Last month, a group of nine university economists termed the fallout of a full energy embargo “manageable”, saying it would dent Germany’s GDP by just 0.3 to 3 per cent.
However, industry executives have warned the impact would be more severe. BASF chief executive Martin Brudermüller said a sudden stop of Russian gas deliveries could destroy Germany’s “entire economy” and could trigger the worst economic crisis since 1945.
Politicians have also rejected the claims the economic hit would be minor, with German chancellor Olaf Scholz labelling the estimates “wrong” and “irresponsible”. Economics minister Robert Habeck said Germany will wean itself off Russian gas by 2024.
At the IMF and World Bank meetings in Washington on Thursday, US Treasury secretary Janet Yellen called for the EU to be “careful” about banning Russian energy imports, warning of the harm such a move could inflict on the global economy.
Before the war in Ukraine, Russia accounted for 55 per cent of all German gas imports, according to figures from the German government.

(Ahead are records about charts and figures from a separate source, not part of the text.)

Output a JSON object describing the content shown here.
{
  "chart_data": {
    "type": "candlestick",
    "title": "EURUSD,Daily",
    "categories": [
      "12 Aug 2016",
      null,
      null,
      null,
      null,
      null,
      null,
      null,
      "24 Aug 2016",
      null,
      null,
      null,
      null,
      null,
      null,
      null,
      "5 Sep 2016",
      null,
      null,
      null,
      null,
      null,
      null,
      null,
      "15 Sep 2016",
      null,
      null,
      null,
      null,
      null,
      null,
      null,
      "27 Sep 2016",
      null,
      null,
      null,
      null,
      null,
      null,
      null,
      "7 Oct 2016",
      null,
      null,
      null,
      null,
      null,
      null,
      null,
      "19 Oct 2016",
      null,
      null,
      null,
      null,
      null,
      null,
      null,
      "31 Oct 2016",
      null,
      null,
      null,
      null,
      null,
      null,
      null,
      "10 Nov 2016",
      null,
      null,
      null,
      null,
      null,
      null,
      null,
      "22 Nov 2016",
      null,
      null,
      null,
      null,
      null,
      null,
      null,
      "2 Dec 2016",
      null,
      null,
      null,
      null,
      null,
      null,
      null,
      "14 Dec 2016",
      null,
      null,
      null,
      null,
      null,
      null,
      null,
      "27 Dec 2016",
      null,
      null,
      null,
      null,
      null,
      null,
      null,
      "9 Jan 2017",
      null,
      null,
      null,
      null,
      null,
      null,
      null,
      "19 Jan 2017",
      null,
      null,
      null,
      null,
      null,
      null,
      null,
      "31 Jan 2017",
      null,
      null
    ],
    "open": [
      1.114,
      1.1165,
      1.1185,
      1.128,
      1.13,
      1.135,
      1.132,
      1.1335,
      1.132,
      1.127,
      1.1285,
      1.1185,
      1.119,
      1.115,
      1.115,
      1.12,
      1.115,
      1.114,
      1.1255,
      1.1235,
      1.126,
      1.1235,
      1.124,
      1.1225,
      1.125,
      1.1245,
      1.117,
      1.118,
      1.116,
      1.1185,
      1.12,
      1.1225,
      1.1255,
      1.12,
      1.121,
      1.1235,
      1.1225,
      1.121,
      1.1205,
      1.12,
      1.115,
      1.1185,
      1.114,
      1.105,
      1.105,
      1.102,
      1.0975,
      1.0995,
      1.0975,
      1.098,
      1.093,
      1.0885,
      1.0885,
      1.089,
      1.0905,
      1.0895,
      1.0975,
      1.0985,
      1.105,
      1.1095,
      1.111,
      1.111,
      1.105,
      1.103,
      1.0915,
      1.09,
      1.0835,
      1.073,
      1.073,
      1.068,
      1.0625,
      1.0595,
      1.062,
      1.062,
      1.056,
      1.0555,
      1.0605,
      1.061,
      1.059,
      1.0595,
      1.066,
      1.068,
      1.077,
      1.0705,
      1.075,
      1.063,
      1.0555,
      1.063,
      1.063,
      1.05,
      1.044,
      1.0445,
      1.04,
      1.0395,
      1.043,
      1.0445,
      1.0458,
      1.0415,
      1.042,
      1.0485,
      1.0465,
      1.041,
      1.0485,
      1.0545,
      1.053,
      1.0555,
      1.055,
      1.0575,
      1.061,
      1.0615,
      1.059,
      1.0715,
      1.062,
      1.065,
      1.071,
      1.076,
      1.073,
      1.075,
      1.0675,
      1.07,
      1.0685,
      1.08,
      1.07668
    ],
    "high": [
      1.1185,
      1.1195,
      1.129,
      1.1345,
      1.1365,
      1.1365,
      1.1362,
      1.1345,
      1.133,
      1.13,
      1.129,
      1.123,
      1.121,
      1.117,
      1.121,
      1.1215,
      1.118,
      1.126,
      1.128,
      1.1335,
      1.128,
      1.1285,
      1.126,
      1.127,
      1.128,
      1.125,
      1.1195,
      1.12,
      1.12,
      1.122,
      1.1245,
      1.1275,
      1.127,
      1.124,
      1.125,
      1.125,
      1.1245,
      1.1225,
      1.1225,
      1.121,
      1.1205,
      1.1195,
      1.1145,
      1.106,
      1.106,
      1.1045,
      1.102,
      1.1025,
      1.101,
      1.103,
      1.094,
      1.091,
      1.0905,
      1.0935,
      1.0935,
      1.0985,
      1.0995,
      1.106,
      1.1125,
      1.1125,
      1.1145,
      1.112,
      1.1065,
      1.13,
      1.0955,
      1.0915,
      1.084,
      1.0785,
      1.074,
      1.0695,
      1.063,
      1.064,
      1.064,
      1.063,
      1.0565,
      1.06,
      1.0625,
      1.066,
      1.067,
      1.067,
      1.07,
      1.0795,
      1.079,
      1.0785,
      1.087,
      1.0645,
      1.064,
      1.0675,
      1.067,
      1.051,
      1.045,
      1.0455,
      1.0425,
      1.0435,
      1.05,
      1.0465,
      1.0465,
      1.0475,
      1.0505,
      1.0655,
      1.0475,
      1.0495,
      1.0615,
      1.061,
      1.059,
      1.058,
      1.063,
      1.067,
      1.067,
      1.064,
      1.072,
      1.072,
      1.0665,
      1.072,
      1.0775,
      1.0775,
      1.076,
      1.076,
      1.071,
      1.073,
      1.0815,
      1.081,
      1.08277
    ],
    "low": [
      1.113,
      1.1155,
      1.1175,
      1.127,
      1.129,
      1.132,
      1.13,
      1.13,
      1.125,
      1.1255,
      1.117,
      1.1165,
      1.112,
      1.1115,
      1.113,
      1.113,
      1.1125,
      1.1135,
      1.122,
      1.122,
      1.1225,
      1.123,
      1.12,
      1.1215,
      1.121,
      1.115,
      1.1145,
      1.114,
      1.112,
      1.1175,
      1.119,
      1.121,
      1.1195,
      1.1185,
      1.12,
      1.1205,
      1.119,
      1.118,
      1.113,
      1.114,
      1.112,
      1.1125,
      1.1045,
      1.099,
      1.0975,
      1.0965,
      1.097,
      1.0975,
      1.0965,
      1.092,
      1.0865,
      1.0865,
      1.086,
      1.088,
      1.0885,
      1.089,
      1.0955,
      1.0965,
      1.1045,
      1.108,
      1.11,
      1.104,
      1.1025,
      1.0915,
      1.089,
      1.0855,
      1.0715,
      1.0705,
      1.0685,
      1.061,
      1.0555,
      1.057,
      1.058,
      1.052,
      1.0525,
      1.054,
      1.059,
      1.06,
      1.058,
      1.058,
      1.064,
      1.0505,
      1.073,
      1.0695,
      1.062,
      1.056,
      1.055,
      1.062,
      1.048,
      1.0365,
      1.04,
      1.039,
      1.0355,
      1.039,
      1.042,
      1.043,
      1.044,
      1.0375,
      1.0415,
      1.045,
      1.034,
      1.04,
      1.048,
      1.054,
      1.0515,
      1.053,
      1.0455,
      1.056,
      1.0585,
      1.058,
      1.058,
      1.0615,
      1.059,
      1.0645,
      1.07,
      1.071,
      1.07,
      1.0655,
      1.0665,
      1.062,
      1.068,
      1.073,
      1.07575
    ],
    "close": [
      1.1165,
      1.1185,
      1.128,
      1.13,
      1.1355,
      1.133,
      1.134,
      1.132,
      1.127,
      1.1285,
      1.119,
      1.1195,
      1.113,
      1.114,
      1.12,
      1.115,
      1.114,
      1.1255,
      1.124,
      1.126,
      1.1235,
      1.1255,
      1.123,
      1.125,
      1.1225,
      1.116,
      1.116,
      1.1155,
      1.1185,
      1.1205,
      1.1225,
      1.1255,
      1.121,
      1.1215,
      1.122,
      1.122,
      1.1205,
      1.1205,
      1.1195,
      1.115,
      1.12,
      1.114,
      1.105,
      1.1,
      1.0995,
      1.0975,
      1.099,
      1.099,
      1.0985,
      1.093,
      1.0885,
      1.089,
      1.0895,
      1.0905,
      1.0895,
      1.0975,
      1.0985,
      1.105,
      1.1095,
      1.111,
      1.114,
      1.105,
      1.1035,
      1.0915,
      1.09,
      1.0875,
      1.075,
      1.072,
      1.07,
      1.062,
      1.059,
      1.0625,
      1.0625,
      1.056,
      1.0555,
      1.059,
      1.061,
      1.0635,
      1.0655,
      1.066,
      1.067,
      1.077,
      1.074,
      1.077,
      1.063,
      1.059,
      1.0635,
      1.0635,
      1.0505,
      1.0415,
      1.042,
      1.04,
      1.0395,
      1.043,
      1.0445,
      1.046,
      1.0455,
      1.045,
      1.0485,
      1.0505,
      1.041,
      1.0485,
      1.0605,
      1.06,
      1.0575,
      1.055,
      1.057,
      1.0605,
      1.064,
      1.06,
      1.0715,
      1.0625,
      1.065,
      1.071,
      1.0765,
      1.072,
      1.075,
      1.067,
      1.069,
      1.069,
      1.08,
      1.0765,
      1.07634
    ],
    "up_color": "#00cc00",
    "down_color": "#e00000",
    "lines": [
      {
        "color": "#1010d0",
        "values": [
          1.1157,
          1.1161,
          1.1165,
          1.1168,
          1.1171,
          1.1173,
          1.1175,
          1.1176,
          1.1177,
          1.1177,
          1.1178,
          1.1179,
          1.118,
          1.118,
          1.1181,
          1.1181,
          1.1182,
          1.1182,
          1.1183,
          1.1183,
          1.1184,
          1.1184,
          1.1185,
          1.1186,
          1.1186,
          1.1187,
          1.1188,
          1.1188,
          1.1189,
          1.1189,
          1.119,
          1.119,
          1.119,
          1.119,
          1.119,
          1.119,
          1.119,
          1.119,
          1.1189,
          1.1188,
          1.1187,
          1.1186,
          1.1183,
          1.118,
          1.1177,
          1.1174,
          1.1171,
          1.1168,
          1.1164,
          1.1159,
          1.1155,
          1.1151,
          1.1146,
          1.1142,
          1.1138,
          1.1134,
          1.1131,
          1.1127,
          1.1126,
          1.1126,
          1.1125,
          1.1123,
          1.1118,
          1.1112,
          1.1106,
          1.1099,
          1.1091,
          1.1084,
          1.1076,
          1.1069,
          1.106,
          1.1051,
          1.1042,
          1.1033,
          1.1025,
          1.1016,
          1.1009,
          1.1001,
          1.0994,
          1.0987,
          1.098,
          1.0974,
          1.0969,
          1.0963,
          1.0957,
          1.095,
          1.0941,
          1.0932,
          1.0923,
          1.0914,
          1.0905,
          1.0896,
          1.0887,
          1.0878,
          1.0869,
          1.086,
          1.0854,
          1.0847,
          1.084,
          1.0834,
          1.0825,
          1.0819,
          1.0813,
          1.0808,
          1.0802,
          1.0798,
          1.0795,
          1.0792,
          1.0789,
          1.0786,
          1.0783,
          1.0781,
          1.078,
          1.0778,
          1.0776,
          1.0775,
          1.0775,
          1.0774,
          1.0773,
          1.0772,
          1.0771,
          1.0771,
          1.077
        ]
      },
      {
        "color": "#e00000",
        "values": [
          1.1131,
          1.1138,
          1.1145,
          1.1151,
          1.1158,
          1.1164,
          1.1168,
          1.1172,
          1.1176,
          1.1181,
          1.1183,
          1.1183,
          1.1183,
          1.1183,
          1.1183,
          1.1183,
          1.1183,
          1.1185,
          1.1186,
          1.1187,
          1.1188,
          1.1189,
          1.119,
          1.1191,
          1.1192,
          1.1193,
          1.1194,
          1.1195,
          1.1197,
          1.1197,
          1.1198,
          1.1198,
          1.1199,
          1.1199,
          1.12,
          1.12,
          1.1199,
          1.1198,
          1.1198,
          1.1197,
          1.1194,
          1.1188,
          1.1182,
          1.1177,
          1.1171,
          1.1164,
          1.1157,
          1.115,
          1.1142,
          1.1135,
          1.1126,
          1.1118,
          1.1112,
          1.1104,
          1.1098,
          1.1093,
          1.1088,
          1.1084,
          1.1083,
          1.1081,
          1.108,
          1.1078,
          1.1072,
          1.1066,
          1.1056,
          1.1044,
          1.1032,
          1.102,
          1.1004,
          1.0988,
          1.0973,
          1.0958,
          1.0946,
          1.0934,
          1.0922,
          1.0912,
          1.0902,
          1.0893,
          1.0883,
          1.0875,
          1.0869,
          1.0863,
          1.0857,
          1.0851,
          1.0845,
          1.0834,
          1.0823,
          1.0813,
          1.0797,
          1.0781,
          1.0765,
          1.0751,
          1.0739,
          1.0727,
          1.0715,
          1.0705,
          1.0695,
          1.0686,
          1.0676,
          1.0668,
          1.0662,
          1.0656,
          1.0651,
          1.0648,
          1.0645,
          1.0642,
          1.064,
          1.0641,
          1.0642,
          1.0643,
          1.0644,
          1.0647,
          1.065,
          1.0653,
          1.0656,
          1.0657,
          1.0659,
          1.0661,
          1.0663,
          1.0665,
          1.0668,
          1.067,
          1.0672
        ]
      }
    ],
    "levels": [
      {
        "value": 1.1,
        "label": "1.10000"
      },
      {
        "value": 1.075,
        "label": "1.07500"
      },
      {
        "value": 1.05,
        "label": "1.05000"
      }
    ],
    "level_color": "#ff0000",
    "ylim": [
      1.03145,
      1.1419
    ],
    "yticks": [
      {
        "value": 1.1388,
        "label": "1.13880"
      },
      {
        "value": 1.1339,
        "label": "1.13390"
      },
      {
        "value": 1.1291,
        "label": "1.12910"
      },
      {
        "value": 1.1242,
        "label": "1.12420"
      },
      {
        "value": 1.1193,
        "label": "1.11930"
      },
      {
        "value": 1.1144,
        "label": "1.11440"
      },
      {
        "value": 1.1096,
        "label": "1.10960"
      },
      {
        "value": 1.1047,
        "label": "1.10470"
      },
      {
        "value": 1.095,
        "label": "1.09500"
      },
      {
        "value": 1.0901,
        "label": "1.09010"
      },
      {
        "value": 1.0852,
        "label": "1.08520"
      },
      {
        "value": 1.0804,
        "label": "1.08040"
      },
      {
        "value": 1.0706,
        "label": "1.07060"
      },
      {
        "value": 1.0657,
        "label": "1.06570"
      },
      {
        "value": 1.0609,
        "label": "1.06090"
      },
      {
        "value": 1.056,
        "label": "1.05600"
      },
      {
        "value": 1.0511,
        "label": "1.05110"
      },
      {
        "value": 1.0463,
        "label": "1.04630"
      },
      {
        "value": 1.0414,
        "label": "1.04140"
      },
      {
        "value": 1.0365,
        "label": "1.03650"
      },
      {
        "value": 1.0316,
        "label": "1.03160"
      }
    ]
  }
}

More than a third of that gas is consumed by the manufacturing sector. In the chemical industry, gas is needed not just to generate electricity and heat, but also to make chemicals derived from hydrocarbons.
Under German law, industrial users would be cut off from gas deliveries first should supply fall short of demand, with households who use it for heating and warm water generation getting preferential treatment. The German government last month took the first formal steps towards the rationing of gas.
In its simulation, the Bundesbank assumed that industrial consumers could not replace Russian gas with alternative energy sources for three quarters in a row. In such a scenario, inflation — which, at 7.3 per cent, is already at a post-reunification high — would shoot up by another 1.5 percentage points this year, exacerbating the threat of stagflation, where strong price pressures are coupled with weak growth.
The 5 per cent hit to growth would push the German economy into one of the biggest post-financial crisis recessions, as overall GDP would shrink by 2 per cent. The European Central Bank’s latest forecasts, made in March, estimated growth of 3 per cent. Germany’s economy shrank by 5.7 per cent in 2009, and by 4.6 per cent in 2020.
The Bundesbank cautioned that its estimates were subject to a very high degree of uncertainty, because it was unclear if standard macro models were able to catch all the knock-on effects that might be triggered by such an unprecedented disruption in energy supplies.
This article has been amended to reflect that the Bundesbank estimates that a 5 per cent hit to growth amounts to a €165bn drop in output, and not €180bn, as originally stated.